Kendalikan Inflasi dan Dorong Ekonomi Tumbuh 5,1%, Pemerintah Jaga Stabilitas Pasokan Pangan
JAKARTA, investortrust.id - Pemerintah berupaya menjaga stabilitas pasokan pangan guna mengendalikan inflasi dan mendorong pertumbuhan ekonomi 5,1% di dalam negeri. Berdasarkan data Badan Pusat Statistik, inflasi bulanan pada Oktober 2023 menembus 0,17%, dibandingkan bulan yang sama tahun lalu deflasi 0,1%. Hal ini lantaran gejolak harga pangan yang melambung tinggi, terutama pangan pokok beras.
“Sebagai respons cepat dalam mengendalikan harga pangan, pemerintah berupaya memitigasi dampak El Nino melalui upaya stabilisasi pasokan, terutama komoditas strategis seperti beras. Ini guna menjaga kecukupan pasokan dalam negeri,” kata Kepala Badan Kebijakan Fiskal (BKF) Kementerian Keuangan (Kemenkeu) Febrio Kacaribu, dalam keterangan resmi yang dirilis di Jakarta, Kamis (2/11/2023).
Baca Juga
Harga Makanan Bergejolak Melambung Tinggi, Inflasi Oktober Tembus 2,56% Yoy
Febrio menekankan pula, APBN akan terus dioptimalkan sebagai shock absorber. Langkah ini terutama untuk mengatasi dampak tekanan inflasi akibat fenomena El Nino saat ini.
Gelontorkan BLT
Ia menjelaskan, inflasi di Oktober 2023 tercatat sebesar 2,56 persen year on year (yoy), sedikit meningkat dibanding September lalu sebesar 2,28 persen (yoy). Kondisi ini didorong oleh naiknya inflasi harga pangan bergejolak atau volatile food.
“Musim kemarau yang panjang akibat dampak El Nino menyebabkan produksi pangan secara umum menurun. Akibatnya, beberapa komoditas mengalami peningkatan harga, seperti beras dan aneka cabai,” ujar Febrio.
Selain menjaga pasokan pangan, Febrio menyebut kebijakan operasi pasar, gelar pangan murah, dan intervensi harga terus konsisten dilakukan pemerintah. Upaya ini dilakukan agar ekspektasi inflasi dapat terjaga.

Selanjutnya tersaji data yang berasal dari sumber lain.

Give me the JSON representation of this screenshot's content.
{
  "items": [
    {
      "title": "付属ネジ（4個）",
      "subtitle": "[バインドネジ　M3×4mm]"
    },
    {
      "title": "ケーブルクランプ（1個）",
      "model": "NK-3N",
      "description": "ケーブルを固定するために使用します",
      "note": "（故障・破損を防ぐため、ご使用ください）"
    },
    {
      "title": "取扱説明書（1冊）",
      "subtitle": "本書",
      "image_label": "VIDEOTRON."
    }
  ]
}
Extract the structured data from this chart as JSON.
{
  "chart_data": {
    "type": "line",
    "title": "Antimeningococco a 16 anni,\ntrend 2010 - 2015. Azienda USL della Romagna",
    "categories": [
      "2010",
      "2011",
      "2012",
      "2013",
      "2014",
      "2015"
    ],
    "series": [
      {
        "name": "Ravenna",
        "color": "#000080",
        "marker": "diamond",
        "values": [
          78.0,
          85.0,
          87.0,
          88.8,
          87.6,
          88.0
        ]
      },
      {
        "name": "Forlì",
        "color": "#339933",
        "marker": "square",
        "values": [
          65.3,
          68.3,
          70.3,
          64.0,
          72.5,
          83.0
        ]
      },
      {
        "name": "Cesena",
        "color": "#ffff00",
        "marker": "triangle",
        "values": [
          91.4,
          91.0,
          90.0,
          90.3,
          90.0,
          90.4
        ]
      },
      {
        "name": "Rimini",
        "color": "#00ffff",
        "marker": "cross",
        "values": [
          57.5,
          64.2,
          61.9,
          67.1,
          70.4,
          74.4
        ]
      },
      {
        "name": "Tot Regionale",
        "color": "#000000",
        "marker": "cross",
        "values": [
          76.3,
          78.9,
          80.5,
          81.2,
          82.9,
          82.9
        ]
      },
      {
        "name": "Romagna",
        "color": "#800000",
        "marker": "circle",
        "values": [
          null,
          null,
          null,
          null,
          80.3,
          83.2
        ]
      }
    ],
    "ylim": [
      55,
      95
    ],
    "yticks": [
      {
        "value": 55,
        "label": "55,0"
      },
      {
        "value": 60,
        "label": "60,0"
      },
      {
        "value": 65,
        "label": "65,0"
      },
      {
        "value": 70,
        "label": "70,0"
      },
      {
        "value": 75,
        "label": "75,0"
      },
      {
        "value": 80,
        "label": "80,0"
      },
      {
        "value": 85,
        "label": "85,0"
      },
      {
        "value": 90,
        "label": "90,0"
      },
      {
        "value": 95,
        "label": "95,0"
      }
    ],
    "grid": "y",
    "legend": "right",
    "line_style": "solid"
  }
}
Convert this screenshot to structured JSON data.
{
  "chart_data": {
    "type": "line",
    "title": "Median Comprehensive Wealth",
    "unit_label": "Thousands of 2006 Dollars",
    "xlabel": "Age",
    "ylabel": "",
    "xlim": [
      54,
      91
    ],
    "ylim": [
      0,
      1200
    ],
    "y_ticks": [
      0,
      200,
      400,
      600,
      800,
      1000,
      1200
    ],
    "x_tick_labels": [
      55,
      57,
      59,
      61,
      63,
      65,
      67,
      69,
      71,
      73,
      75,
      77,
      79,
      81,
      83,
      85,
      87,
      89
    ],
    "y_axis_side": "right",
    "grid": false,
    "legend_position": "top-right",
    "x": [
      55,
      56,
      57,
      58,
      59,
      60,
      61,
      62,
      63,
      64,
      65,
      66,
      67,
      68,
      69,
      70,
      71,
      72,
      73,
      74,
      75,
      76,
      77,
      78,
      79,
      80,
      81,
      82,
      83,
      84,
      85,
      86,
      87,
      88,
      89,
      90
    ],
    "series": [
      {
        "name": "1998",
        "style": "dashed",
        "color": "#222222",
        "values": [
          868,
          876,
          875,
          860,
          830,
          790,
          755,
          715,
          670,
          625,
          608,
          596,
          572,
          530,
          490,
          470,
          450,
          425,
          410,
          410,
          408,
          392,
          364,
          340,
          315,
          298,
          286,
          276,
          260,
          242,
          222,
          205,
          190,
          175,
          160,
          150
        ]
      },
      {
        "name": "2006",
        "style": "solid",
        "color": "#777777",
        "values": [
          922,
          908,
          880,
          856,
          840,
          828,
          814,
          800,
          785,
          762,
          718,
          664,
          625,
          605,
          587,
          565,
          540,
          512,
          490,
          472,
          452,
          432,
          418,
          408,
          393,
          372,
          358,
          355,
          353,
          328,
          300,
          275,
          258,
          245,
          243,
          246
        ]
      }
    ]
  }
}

Inflasi harga diatur pemerintah atau administered price juga tercatat naik tipis menjadi 2,12 persen (yoy) dari sebelumnya 1,99 persen (yoy), seiring dengan harga minyak mentah yang masih tinggi. Sementara itu, perlambatan inflasi inti masih berlanjut mencapai 1,91 persen (yoy), dari 2,00 persen (yoy) pada September 2023.
Febrio menjelaskan, APBN akan dioptimalkan sebagai shock absorber tekanan akibat dampak El Nino, dengan memberikan tambahan perlindungan sosial. Ini antara lain dengan menambah bantuan beras hingga akhir tahun 2023 dan menggulirkan Bantuan Langsung Tunai (BLT) El Nino untuk November-Desember, guna menjaga daya beli kelompok miskin dan rentan.
"Langkah tersebut diambil untuk menjaga stabilitas ekonomi, mendukung pemulihan, dan melindungi masyarakat Indonesia dari perubahan global yang masih penuh ketidakpastian. Meskipun masih terdapat tantangan ekonomi global, pemerintah berupaya untuk menjaga pertumbuhan ekonomi di kisaran 5,1 persen pada tahun 2023 dan 5,2 persen pada tahun 2024," imbuhnya.